Le cinoche n’est qu’une transposition de la vie sur une toile, les comédiens et techniciens que des êtres d’os et de chair et pas des divinités mais cet art/artisanat total entretient une part de rêve nécessaire. Qu’on puisse réclamer des autographes est un truc qui me dépassera toujours. J’ai eu l’occasion de voir de près quelques grands personnages de l’histoire du cinéma mais c’est une rencontre accidentelle qui m’a fait le plus d’effet car c’est l’unique fois où j’ai cru passer littéralement à travers l’écran. Il y a pas loin de 30 ans, en me balladant sur un quai parisien, j’ai aperçu en bas la silhouette d’un colosse mal fagoté, en sandales, béret et un bouquin sous le bras. Je l’ai reconnu en 1/24ème de seconde. Sterling Hayden, exactement tel qu’il était apparu dans « The long goodbye » ! Et pas une illusion d’optique déformée par la cinéphilie. J’ai failli descendre lui serrer sa grosse pogne et me suis abstenu. Je trouvais ça idiot et déplacé.
Je suis 100% d’accord avec vous au sujet de « Network » qui malgré quelques excès (mais il paraît que la télé rend fou) est un film plus que jamais d’actualité. Mais je crois qu’un autre film de la même période le dépasse encore dans le géopolitique magistral et visionnaire : « Les 3 jours du Condor » de Sidney Pollack. Il comporte tellement d’éléments troublants sur les six dernières années que c’en est saisissant.
Je me permettrai un petit bémol concernant « Les fous du roi » de Robert Rossen. J’avais été estomaqué par la puissance du roman de Robert Penn Warren, une de mes plus grandes claques de lecteur. J’espérais la retrouver dans l’adaptation de Rossen et suis tombé de haut en la découvrant il y a quelques années. Un film plombé par le jeu insupportable de Broderick Crawford.

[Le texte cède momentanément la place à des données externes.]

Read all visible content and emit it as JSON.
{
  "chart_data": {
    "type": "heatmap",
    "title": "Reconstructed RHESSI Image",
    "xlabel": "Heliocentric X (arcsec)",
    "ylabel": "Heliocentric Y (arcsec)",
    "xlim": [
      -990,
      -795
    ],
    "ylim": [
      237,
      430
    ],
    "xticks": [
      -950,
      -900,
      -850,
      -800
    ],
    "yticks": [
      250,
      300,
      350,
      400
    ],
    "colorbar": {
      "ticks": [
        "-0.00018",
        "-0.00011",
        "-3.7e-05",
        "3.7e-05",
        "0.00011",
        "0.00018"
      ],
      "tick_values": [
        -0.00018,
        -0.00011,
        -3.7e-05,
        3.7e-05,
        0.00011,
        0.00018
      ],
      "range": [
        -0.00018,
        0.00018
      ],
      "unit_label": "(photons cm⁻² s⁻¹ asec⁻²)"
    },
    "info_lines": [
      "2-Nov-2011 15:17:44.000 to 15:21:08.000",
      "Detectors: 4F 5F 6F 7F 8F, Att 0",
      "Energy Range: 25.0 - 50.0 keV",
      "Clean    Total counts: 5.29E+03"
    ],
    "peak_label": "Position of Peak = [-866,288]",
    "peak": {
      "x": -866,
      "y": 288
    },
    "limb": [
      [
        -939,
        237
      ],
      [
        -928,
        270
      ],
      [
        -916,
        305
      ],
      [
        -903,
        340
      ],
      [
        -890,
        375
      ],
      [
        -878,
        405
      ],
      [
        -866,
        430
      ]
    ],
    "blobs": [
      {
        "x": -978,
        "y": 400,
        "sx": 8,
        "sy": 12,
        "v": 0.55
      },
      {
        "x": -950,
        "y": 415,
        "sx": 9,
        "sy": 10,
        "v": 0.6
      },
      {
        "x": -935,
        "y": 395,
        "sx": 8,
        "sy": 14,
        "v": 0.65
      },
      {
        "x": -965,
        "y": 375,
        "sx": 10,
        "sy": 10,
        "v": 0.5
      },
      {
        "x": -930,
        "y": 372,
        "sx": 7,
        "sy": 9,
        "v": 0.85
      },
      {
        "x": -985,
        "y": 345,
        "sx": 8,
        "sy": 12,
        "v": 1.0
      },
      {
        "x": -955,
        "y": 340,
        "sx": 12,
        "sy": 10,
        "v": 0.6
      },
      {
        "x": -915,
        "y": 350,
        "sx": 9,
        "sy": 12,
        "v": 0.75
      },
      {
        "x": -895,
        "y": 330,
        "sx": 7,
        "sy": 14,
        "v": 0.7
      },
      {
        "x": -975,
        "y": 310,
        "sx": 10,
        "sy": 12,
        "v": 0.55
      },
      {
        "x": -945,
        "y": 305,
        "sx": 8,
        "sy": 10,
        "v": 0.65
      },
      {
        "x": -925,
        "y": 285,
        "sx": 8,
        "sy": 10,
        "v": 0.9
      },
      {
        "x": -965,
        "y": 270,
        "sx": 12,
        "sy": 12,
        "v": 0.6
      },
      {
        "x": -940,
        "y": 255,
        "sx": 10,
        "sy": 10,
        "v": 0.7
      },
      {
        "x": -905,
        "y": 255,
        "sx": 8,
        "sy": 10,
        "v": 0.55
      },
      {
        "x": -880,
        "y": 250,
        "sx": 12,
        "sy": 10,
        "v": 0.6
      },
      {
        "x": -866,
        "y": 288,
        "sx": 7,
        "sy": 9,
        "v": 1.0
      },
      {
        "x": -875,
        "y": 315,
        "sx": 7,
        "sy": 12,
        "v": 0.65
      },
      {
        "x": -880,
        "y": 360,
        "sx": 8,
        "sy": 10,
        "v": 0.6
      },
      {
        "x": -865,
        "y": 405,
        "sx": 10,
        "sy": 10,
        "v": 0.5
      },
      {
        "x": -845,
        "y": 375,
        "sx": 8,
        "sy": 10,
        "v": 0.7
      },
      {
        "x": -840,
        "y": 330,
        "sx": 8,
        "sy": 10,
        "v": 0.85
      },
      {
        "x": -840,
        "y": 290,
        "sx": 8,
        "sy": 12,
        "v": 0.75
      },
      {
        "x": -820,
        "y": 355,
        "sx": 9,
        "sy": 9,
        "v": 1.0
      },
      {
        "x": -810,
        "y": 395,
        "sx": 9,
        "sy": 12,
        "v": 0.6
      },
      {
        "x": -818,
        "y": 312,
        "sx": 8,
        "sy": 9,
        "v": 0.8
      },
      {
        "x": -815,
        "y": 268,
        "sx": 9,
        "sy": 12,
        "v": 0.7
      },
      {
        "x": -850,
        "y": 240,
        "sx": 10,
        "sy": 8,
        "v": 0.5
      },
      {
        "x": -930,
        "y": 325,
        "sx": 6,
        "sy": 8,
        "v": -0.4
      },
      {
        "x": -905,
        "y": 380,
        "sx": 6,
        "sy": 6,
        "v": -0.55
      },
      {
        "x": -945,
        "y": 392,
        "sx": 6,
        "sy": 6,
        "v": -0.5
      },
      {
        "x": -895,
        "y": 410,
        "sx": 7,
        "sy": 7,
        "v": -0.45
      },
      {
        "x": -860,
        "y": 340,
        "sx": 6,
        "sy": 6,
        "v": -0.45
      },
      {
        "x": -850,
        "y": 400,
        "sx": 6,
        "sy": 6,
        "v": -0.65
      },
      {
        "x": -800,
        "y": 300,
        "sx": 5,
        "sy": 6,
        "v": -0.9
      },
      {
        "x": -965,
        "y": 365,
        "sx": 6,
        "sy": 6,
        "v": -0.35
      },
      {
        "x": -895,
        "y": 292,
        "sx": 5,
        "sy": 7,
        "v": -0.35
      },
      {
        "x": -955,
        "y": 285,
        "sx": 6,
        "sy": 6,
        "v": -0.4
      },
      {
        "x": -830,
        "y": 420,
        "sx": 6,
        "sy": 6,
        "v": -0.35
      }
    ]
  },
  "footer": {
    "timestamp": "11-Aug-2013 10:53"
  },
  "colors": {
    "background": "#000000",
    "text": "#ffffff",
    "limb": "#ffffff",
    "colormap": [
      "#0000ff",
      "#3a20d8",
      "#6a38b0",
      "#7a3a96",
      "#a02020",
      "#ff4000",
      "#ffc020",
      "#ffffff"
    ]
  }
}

Il aurait mieux valu prendre Burt Lancaster, celui de « Elmer Gantry » et surtout du fabuleux « Grand chantage »…
Amicalement.
Pierre, ex-cinéphage lyonnais (nobody’s perfect !)
Merci pour ces commentaires toujours passionants, je suis bien heureux de vous voir réévaluer le génial Network sur lequel vous portez un éclairage qui m’incite à un nouveau visionnage dans les plus brefs délais !
Vous m’avez par ailleurs eu une fois de plus, il faut maintenant que je me procure au plus vite His Kind of Woman !
Merci encore pour ces passionantes chroniques.